Restrict which applications on the client machine are permitted to trigger a signing operation using this certificate. This step is optional, and leaving it empty means any application can use the certificate.

Click Add Applications to select from existing application groups, or create a new one inline by clicking Add Application Group. For details on defining process names and command-line RegEx rules, see Applications.

If no application restrictions are needed, for example, in a development environment where any tool should be allowed to sign, leave this step empty.

If the macOS Agents toggle is enabled in Step 1, application restrictions configured here are bypassed on macOS. The restriction still applies on Windows and Linux.

Step 5 - When

Optionally, restrict the policy to specific times or days.

Setting

Description

Any Time

Default. The policy is active at all times when enabled.

Custom Schedule

Restrict the policy to specific days and time windows. All times are in UTC. Account for your users' time zones when configuring schedules.

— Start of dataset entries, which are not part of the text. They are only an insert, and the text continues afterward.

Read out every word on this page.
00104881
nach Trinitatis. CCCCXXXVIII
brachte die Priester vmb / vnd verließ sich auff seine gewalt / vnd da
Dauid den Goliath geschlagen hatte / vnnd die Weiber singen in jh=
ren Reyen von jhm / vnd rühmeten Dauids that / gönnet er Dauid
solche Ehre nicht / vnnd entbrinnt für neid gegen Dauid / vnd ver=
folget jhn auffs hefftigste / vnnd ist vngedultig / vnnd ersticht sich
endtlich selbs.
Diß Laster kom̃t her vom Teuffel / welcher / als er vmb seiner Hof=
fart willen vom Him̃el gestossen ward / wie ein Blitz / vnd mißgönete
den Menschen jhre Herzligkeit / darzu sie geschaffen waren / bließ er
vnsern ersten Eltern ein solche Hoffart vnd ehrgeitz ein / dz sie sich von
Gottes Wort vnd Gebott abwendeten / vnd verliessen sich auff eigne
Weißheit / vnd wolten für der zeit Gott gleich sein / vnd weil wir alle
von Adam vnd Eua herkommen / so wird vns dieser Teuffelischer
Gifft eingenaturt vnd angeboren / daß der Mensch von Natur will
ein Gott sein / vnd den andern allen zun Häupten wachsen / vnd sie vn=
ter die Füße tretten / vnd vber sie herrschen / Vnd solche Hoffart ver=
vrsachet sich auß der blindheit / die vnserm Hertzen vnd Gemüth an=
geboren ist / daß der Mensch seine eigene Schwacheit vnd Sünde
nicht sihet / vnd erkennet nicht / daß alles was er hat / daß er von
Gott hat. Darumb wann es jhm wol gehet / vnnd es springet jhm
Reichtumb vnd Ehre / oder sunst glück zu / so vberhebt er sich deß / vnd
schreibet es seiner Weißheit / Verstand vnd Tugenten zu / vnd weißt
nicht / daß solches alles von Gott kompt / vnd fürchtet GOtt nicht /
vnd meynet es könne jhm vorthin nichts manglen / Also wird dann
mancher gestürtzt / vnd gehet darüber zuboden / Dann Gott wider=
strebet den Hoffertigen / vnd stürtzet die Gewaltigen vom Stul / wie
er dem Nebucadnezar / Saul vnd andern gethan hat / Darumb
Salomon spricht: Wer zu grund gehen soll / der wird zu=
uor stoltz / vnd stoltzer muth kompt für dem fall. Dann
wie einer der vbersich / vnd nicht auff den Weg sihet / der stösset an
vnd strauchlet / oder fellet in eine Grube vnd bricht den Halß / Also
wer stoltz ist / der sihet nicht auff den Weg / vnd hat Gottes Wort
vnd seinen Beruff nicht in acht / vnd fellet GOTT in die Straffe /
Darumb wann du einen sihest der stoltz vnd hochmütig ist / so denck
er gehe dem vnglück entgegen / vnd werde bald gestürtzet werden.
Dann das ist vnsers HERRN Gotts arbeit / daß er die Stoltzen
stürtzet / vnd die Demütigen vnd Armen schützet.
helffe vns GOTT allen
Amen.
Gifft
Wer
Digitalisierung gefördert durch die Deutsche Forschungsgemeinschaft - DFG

Select New Custom Schedule to define a recurring schedule. Multiple schedules can be added to a single policy. The policy is active during any of the defined windows.

Time-based restrictions are most useful for compliance scenarios. For example, restricting production certificate use to business hours, or preventing signing during a code freeze window. Pair a time-restricted Allow policy with a higher-priority Deny policy covering the blocked window for the most predictable behavior.


After Creating the Policy

The new policy appears in the Policies list. Confirm its status shows as Enabled before testing. To test whether a specific user would be permitted to sign, check the Events log after a signing attempt. Both allowed and denied events are recorded with the policy that matched. See Events for details.